Navigating the Crossroads of D&O and Cyber Insurance in a Shifting Risk Landscape

As cyber threats intensify and corporate governance grows more complex, the intersection between directors and officers (D&O) liability and cyber insurance has become increasingly relevant. Organizations can benefit from understanding how these policies complement, overlap, and leave potential coverage gaps is essential when seeking comprehensive protection.

“These two coverage lines, which were once distinct, are now converging frequently,” said Steve Anderson, Cyber Insurance Director at Safety National. “This pairing is being driven by regulatory environments, litigation trends, and evolving risk exposures, but they both can be essential for an organization in effectively managing risk across operational, technological, and executive levels.”

Here, we explore how these two insurance lines have become more intertwined, including through claims and regulatory trends.

1. Market Landscape and Growth Outlook

Both cyber and D&O insurance lines are growing rapidly. The D&O market represents $25 billion globally in gross premium written (GPW) with a 9% compound annual growth rate (CAGR). Of the $25 billion in GPW, public organizations represent $15-$16 billion, private organizations represent $8 billion, and nonprofits represent $2 billion. The cyber insurance U.S. market accounts for approximately $17-$18 billion, but is projected to reach $25 to $30 billion in the next five years, with a 15-17% CAGR.

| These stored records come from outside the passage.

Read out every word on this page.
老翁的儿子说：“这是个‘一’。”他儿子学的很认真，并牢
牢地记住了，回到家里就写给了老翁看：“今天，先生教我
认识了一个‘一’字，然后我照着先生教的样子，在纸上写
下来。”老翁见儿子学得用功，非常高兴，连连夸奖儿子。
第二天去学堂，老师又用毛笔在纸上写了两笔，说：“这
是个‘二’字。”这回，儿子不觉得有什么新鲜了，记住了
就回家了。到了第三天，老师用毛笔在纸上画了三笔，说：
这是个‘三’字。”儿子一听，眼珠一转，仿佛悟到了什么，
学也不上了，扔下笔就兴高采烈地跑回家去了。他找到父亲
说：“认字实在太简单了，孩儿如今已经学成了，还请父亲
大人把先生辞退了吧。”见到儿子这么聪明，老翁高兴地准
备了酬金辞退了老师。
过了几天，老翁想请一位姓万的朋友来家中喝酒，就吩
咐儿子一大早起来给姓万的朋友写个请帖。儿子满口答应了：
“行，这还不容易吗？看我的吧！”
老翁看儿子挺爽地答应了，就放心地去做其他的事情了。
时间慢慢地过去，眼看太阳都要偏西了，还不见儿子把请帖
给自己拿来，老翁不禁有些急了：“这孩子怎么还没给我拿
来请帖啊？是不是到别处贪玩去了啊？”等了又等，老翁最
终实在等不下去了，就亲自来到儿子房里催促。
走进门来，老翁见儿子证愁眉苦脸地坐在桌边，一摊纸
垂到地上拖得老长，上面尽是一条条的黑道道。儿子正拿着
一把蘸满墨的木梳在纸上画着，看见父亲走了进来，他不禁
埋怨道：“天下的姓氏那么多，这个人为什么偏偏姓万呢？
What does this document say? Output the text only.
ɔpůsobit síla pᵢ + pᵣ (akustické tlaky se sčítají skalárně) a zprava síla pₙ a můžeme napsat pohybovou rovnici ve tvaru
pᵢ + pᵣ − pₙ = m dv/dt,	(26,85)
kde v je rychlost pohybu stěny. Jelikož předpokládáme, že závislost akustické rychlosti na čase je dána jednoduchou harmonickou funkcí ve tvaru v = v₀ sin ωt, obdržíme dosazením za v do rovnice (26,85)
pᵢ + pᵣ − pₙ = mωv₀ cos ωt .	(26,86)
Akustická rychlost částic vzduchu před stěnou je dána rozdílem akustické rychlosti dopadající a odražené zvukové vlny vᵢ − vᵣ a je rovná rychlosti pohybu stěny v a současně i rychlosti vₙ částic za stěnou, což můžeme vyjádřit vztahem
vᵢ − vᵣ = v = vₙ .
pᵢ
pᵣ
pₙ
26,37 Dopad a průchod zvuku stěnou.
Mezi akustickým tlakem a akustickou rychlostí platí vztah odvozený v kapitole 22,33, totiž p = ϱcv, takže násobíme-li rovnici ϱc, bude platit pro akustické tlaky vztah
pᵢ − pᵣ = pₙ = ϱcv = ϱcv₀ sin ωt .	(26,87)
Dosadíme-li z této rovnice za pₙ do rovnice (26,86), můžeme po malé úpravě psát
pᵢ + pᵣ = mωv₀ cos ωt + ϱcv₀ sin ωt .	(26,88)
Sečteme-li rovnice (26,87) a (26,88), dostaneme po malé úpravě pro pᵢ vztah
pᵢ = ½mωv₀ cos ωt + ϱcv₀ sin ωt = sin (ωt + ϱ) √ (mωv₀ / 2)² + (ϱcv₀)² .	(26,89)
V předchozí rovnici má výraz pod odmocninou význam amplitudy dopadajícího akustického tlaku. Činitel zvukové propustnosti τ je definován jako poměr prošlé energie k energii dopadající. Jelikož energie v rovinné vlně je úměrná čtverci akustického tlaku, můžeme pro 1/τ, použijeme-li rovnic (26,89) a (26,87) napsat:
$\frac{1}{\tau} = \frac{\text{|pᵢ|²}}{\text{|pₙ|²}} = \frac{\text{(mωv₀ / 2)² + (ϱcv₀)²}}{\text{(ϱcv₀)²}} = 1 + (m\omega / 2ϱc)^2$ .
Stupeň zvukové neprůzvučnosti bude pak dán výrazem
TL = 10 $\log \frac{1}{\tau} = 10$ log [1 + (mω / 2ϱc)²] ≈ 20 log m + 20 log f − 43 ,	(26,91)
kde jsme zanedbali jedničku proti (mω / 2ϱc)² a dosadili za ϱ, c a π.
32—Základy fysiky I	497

2. Coverage Breakdown: Structure and Purpose

First-party cyber insurance refers to coverage that protects an insured organization from the direct losses of a cyber incident, and may include coverage for business interruption, data restoration, cyber extortion, and response costs. Third-party cyber insurance provides coverage for claims made against an organization, whether that be customers, clients, regulators, or partners, due to cyber incidents that affect them because of actions, negligence, or data security failures.

D&O insurance is strictly third-party, but includes side A, B, and C coverage. Side A covers individual D&Os when the company cannot indemnify, side B reimburses the company for indemnifying individuals, and side C covers the company for its own liability. D&O broadly defines claims and can include lawsuits, regulatory investigations, and criminal proceedings.

3. Market Innovations and Convergence

The D&O market has experienced a rise in Chief Information Security Officer (CISO)-specific coverage following litigation. For example, the SolarWinds cyber incident highlighted how a CISO could be held personally liable for cybersecurity failures, especially when tied to governance or disclosure issues. These cross-functional risks have led to more blended policies, responding to gray areas, especially where CISOs are named in lawsuits but are not legally defined as officers.

4. Claims Triggers and Exclusions

Claims timing, exclusions, and warranty application differ significantly across the two lines and must be coordinated during underwriting. In cyber policies, coverage is triggered for claims made within a policy period, but only for incidents that occurred after a specific date. For D&O, coverage is more nuanced. Claims must be made during the policy period, and coverage may exclude any litigation that was pending or known before the policy started. These terms can vary across primary and excess layers.

Some exclusions, like warranty clauses, have seen resistance from brokers in a soft market. Warranty clauses, in both cyber and D&O lines, require an insured to note that they are not aware of any facts or circumstances that may give rise to a claim. They may be interpreted as harsh, especially when the knowledge standard for a policy is ambiguous.

5. Litigation and Regulatory Trends

Litigation has grown in both markets, but plaintiff firms are targeting breaches with a market cap impact, making D&O risk more acute for public companies. Class action lawsuits following a breach have spiked, more than doubling from 2022 to 2023. Regulatory enforcement is also increasing. Due to short-staffing, the Securities and Exchange Commission (SEC) has become more selective, pursuing more high-profile cases to set an example for the rest of the market.

6. SEC Cyber Disclosure Guidelines

Under new rules, organizations must disclose material cyber incidents and outline governance processes in filings. However, with the new Trump administration and SEC leadership, regulation rollbacks may be possible. Private companies are still governed by fiduciary duty and disclosure standards under state law. Compliance may change in the future, but disclosing cyber risk should remain a board-level priority.

While business models may determine coverage priorities between cyber and D&O, timely reporting is still essential for both insurance lines. Cyber threats will continue to grow, and litigation will evolve, making cyber and D&O alignment a foundational strategy for companies.